Thanks to all that post poetry here for all of us to share and pass on.
Ellie
The Generosity of Sharing One’s Pain
The Generosity of Sharing One’s Pain
Thank you for sharing your pain
And for taking me to that place I have prohibited myself from visiting
That place where my sadness resides
Thank you for sharing your pain
And for allowing me to shed tears with you
Not only for your suffering, but also for mine
Thank you for letting your pain out
And for revealing a escape route for my own
And for sharing your story, ‘cause it’s my story too
And for reminding me that, in the end
We are all the same on this never-ending journey of change
Thank you for sharing your pain
And for reminding me that although this being human is not easy
I can find great consolation in knowing that I am not alone
That, in the most silent of all silences, we hold each other in love
And that is enough
That is enough
~ Piero Falci
Petaluma, California
February 7, 2017
Dedicated to all those gardeners who plant seeds of mindfulness
My first posting…Hope you all enjoy!
Wendell Berry: Words
What is one to make of a life given to putting things into words, saying them, writing them down? Is there a world beyond words? There is. But don’t start, don’t go on about the tree unqualified, standing in light that shines to time’s end beyond its summoning name. Don’t praise the speechless starlight, the unspeakable dawn. Just stop.

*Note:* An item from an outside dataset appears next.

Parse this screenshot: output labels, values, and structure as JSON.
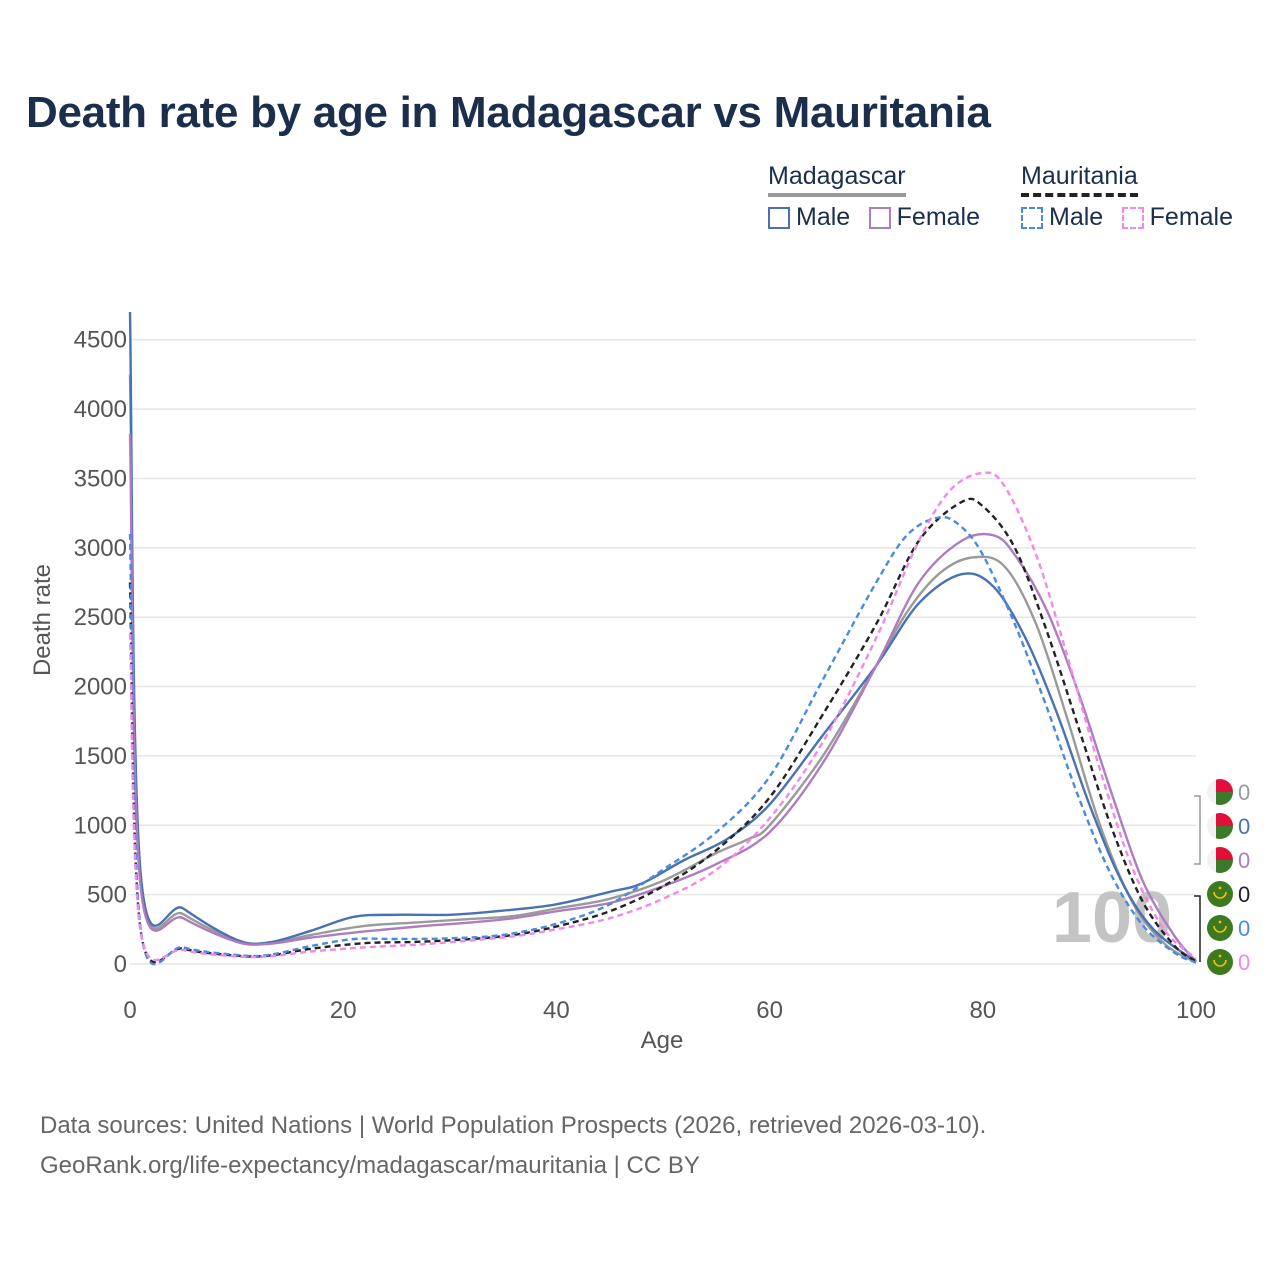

Well, we can stop for a while, if we try hard enough, if we are lucky. We can sit still, keep silent, let the phoebe, the sycamore, the river, the stone call themselves by whatever they call themselves, their own sounds, their own silence, and thus may know for a moment the nearness of the world, its vastness, its vast variousness, far and near, which only silence knows. And then we must call all things by name out of the silence again to be with us, or die of namelessness.
Delightful! Thank you very much for posting such a poem. Opens to the oneness of all.